Valor Econômico, v. 20, n. 4961, 21/03/2020. Brasil, p. A10

Supremo pode referendar ações de Estados e municípios

Isadora Peron
Murillo Camarotto


A decisão de Estados e municípios de fecharem aeroportos e rodovias para conter o avanço do coronavírus elevou a outro patamar o embate federalista com o presidente Jair Bolsonaro. Como reação, o governo editou uma medida provisória (MP) afirmando que essas medidas são de competência federal. Se o tema chegar ao Supremo Tribunal Federal (STF), porém, a visão dos ministros poderá ser influenciada pelo momento atual.

Ao Valor, um ministro do STF afirmou que o debate sobre a constitucionalidade da medida tomada pelos governantes inevitavelmente será avaliada dentro do “contexto” de crise causada pela propagação da doença. “Temos de olhar o contexto”, disse.

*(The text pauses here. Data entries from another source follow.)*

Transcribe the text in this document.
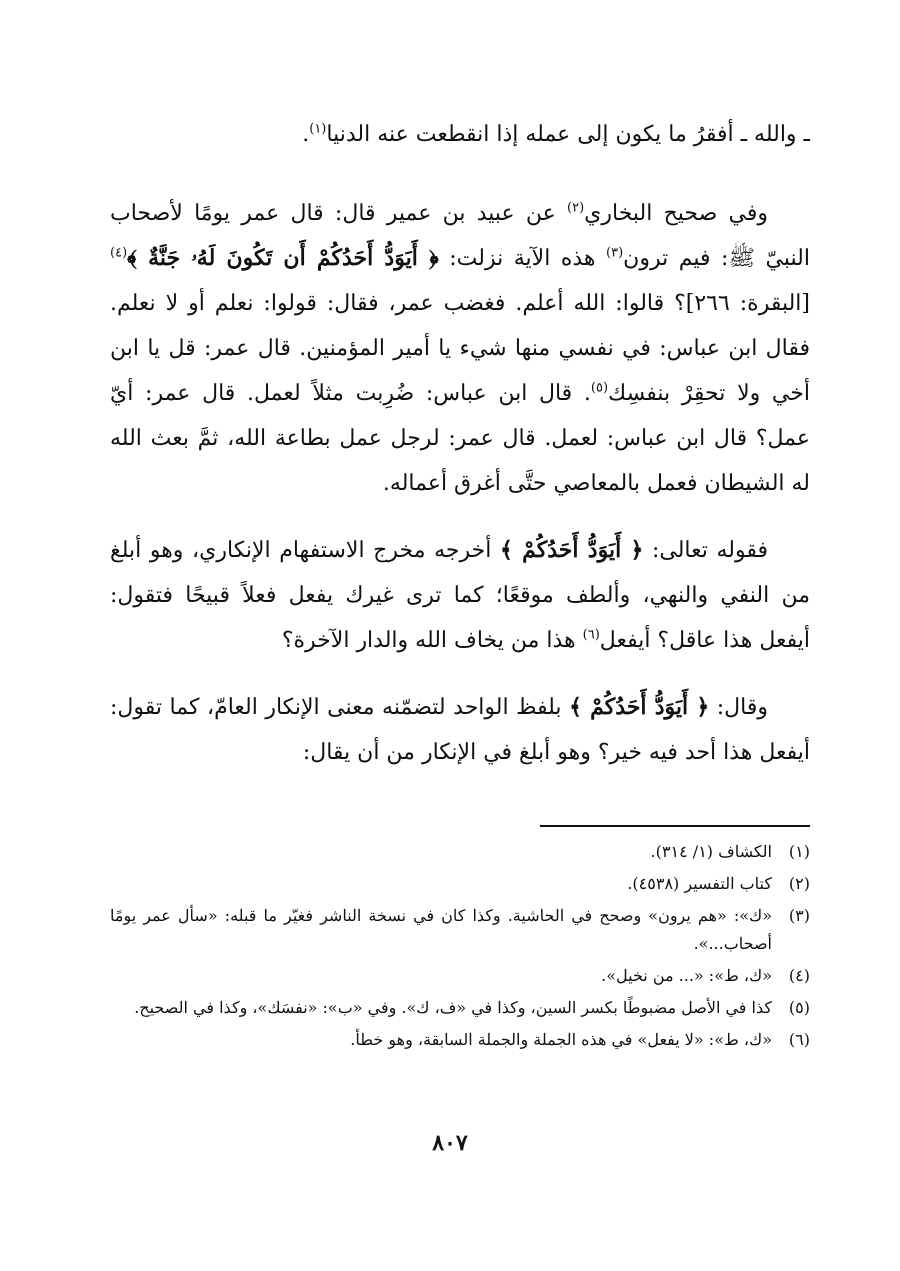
ـ والله ـ أفقرُ ما يكون إلى عمله إذا انقطعت عنه الدنيا$^{(١)}$.

وفي صحيح البخاري$^{(٢)}$ عن عبيد بن عمير قال: قال عمر يومًا لأصحاب النبيّ ﷺ: فيم ترون$^{(٣)}$ هذه الآية نزلت: ﴿ أَيَوَدُّ أَحَدُكُمْ أَن تَكُونَ لَهُۥ جَنَّةٌ ﴾$^{(٤)}$[البقرة: ٢٦٦]؟ قالوا: الله أعلم. فغضب عمر، فقال: قولوا: نعلم أو لا نعلم. فقال ابن عباس: في نفسي منها شيء يا أمير المؤمنين. قال عمر: قل يا ابن أخي ولا تحقِرْ بنفسِك$^{(٥)}$. قال ابن عباس: ضُرِبت مثلاً لعمل. قال عمر: أيّ عمل؟ قال ابن عباس: لعمل. قال عمر: لرجل عمل بطاعة الله، ثمَّ بعث الله له الشيطان فعمل بالمعاصي حتَّى أغرق أعماله.

فقوله تعالى: ﴿ أَيَوَدُّ أَحَدُكُمْ ﴾ أخرجه مخرج الاستفهام الإنكاري، وهو أبلغ من النفي والنهي، وألطف موقعًا؛ كما ترى غيرك يفعل فعلاً قبيحًا فتقول: أيفعل هذا عاقل؟ أيفعل$^{(٦)}$ هذا من يخاف الله والدار الآخرة؟

وقال: ﴿ أَيَوَدُّ أَحَدُكُمْ ﴾ بلفظ الواحد لتضمّنه معنى الإنكار العامّ، كما تقول: أيفعل هذا أحد فيه خير؟ وهو أبلغ في الإنكار من أن يقال:

(١)
الكشاف (١/ ٣١٤).
(٢)
كتاب التفسير (٤٥٣٨).
(٣)
«ك»: «هم يرون» وصحح في الحاشية. وكذا كان في نسخة الناشر فغيّر ما قبله: «سأل عمر يومًا أصحاب...».
(٤)
«ك، ط»: «... من نخيل».
(٥)
كذا في الأصل مضبوطًا بكسر السين، وكذا في «ف، ك». وفي «ب»: «نفسَك»، وكذا في الصحيح.
(٦)
«ك، ط»: «لا يفعل» في هذه الجملة والجملة السابقة، وهو خطأ.
٨٠٧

Questionado se considerava essas medidas justificáveis, diante de pandemia, ele disse acreditar que sim. “Acho que sim, veja o que mundo está fazendo.”

Um ministro de outra corte - o Superior Tribunal de Justiça (STJ) - consultado pelo Valor, no entanto, defendeu que a competência para a tomada desse tipo de decisão é federal. Para ele, não há como relativizar esse entendimento. “Não tem como, é regra constitucional de repartição de competências”, afirmou.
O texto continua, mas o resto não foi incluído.